L’intelligence artificielle accélère le développement des matériaux notamment dans les domaines de l’énergie et du développement durable. Mais, cela repose sur l’existence de bases de données qui de surcroît doivent se mettre au diapason pour décrire avec précision les propriétés des matériaux. La nouvelle version de la norme internationale OPTIMADE vise à établir des définitions communes.
Imaginez. Vous voulez réaliser un smoothie révolutionnaire aux propriétés détox. Chaque année de nouveaux « superaliments » sont répertoriés et vous avez bien l’intention d’en tirer le meilleur pour concevoir une toute nouvelle boisson santé et la proposer sur le marché.
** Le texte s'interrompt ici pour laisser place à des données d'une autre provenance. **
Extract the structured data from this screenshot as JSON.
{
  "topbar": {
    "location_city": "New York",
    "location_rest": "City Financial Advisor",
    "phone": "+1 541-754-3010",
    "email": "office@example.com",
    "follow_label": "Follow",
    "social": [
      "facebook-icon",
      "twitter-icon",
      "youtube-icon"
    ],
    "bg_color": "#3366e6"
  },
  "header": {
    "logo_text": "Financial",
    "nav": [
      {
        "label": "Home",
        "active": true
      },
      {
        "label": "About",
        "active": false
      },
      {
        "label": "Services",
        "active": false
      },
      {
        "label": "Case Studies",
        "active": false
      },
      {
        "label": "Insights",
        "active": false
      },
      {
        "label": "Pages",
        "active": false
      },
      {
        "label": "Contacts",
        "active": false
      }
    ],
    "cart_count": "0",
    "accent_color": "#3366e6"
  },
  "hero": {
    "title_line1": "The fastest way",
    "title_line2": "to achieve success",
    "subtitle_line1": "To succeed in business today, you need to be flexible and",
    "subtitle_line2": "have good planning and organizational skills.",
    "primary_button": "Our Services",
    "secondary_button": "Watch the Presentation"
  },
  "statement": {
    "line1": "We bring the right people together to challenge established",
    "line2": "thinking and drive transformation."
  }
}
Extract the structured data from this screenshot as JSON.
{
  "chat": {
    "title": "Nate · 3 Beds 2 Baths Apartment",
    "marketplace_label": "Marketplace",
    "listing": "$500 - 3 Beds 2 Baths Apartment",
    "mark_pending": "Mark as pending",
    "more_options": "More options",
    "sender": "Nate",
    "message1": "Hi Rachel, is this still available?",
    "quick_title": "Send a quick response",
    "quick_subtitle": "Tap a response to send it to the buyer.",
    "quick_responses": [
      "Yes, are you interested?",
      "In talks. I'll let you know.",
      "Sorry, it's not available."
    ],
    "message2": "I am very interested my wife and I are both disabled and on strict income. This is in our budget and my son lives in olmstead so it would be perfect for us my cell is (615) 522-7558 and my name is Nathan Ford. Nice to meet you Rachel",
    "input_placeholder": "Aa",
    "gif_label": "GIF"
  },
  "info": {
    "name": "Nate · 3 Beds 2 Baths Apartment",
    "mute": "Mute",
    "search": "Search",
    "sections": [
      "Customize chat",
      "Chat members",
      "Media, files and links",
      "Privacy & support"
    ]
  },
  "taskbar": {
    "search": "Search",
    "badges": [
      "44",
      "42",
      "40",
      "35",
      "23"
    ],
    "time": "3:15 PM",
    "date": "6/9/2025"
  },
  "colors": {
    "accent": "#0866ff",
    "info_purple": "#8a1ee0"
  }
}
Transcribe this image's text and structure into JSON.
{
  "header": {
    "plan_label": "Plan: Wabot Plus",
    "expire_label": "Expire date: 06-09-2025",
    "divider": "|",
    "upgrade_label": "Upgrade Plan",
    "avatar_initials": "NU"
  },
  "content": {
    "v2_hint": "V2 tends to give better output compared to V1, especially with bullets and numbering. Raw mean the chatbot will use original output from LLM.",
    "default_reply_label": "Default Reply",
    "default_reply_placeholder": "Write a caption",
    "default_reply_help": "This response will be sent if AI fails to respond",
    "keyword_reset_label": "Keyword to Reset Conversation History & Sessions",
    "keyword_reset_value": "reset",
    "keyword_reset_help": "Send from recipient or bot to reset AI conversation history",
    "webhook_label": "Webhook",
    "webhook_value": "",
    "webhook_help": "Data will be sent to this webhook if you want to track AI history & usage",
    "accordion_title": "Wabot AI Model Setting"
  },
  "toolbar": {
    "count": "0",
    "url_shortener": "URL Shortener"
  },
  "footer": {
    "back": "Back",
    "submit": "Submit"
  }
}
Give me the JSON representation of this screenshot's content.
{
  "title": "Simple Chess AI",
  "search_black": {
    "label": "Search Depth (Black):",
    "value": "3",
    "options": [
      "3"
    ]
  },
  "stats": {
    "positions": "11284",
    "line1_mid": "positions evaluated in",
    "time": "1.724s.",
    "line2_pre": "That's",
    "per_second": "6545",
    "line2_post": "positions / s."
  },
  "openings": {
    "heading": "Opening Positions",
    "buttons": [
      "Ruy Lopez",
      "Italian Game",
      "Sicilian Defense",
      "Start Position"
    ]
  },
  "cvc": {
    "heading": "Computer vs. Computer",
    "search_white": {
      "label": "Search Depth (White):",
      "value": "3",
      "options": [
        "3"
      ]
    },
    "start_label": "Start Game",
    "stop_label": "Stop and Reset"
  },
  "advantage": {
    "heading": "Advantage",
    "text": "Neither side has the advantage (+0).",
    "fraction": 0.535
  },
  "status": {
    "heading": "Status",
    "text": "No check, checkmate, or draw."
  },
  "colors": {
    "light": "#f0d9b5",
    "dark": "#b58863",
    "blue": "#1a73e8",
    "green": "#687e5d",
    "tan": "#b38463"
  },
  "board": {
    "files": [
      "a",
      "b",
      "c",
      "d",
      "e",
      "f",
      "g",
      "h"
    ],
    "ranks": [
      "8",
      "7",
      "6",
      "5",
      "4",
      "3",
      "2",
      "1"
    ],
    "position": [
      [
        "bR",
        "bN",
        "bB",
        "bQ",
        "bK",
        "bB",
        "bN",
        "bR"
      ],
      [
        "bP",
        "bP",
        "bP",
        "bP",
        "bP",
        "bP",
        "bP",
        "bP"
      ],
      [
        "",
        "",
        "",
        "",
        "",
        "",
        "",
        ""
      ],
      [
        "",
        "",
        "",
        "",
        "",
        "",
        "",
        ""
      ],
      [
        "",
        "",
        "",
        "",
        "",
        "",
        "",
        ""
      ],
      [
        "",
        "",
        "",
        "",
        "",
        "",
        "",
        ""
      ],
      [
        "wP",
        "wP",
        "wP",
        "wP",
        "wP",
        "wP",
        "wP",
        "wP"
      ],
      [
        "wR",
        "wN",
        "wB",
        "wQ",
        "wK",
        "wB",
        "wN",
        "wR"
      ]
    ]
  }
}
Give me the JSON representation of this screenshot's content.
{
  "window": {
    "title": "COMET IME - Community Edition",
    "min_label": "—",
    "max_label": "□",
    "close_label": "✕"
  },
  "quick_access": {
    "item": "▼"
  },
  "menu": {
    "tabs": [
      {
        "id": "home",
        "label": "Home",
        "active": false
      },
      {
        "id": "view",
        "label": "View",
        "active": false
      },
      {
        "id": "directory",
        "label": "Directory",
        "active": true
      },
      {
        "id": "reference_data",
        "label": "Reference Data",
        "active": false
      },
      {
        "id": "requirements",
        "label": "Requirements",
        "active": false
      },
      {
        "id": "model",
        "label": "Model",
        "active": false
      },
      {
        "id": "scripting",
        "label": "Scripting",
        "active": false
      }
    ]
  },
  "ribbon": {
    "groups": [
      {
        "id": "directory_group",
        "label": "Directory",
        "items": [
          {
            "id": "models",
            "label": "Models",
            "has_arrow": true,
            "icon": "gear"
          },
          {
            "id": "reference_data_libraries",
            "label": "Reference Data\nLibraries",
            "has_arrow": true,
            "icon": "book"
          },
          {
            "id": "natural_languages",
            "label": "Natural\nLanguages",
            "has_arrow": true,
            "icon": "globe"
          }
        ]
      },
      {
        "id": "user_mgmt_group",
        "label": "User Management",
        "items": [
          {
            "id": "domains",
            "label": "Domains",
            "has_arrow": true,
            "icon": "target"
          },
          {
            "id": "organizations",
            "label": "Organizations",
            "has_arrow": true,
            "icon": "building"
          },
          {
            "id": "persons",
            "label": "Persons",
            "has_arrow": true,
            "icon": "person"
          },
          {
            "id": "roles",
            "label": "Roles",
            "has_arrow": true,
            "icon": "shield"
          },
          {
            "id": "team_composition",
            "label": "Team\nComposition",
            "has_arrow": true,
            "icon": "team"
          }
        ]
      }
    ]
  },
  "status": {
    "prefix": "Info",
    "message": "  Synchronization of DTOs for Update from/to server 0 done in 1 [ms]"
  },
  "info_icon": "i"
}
Vous avez bien en tête la texture, la saveur et les bienfaits sur la santé que vous voulez donner à ce smoothie. Mais pour le réaliser, vous devez surfer sur des dizaines de plateformes en lignes plus ou moins à jour, à peu près complètes et surtout avec chacune leur propre manière de définir et décrire les propriétés de ces nouveaux superaliments. Commence alors un travail véritable de fourmi pour recouper toutes les informations, tester chaque superaliment et pouvoir vous faire une idée précise de ceux que vous pourriez combiner pour obtenir votre boisson rêvée.
C’est (presque) exactement ce que vivent les chercheurs qui travaillent à la création de nouveaux matériaux pour les nouvelles technologies tels que les batteries, les cellules solaires, l’éclairage LED ou encore des matériaux biodégradables. Thomas Edison aurait ainsi testé plus de 3000 matériaux avant de mettre la main sur la fibre de bambou du Japon qui éclaira sa première ampoule.
Heureusement, depuis quelques années, les scientifiques peuvent compter sur l’aide de l’intelligence artificielle pour prédire les propriétés des nouveaux matériaux. Les données relatives à de nombreuses simulations sur des superordinateurs et les données générales sur les matériaux sont rassemblées dans de grandes bases de données. « Les chercheurs universitaires ou industriels qui souhaitent cartographier les matériaux à grande échelle ou former un modèle d'intelligence artificielle doivent extraire des informations de ces bases de données », explique Gian-Marco Rignanese, Professeur à l'Institut de la matière condensée et des nanosciences de l'UCLouvain. Et c’est là que le bât blesse : ces nombreuses bases de données, qui ont émergé de divers groupes et projets de recherche à travers le monde, fonctionnent différemment et utilisent souvent des propriétés définies de manière différente. « Une norme est donc nécessaire pour que les utilisateurs puissent communiquer avec toutes ces bibliothèques de données et comprendre les informations qu’ils reçoivent », poursuit Gian-Marco Rignanese.
La norme OPTIMADE (Open databases integration for materials design) a été développée au cours des huit dernières années. Cette norme repose sur un vaste réseau international* comprenant plus de 30 institutions dans le monde entier et de grandes bases de données sur les matériaux en Europe et aux États-Unis. L'objectif est de faciliter l'accès des utilisateurs aux bases de données sur les matériaux, qu'elles soient importantes ou moins connues. Avec la contribution de l’équipe du Professeur Rignanese, une nouvelle version de cette norme est en cours de publication et est décrite dans un article publié dans la revue Digital Discovery. L'un des principaux changements apportés par cette nouvelle version est l'amélioration considérable de la possibilité de décrire avec précision les différentes propriétés des matériaux et d'autres données à l'aide de définitions communes et bien fondées. Un travail qui devrait grandement faciliter la tâche des chercheurs en quête du bon cocktail pour la création de nouveaux matériaux à la hauteur des défis technologiques et environnementaux actuels.
* La collaboration internationale s'étend à l'UE, au Royaume-Uni, aux États-Unis, au Mexique, au Japon et à la Chine, avec des institutions telles que l'École polytechnique fédérale de Lausanne (EPFL), l'Université de Californie Berkeley, l'Université de Cambridge, l'Université Northwestern, l'Université Duke, l'Institut Paul Scherrer et l'Université Johns Hopkins. Une grande partie de la collaboration a lieu lors de réunions avec des ateliers annuels financés par le CECAM en Suisse, le premier ayant été financé par le Lorentz Center aux Pays-Bas. D'autres activités ont été soutenues par l'organisation Psi-k, le centre de compétence NCCR MARVEL, et le centre de recherche e-Science (SeRC) en Suède. Les chercheurs participant à la collaboration bénéficient du soutien de nombreux bailleurs de fonds.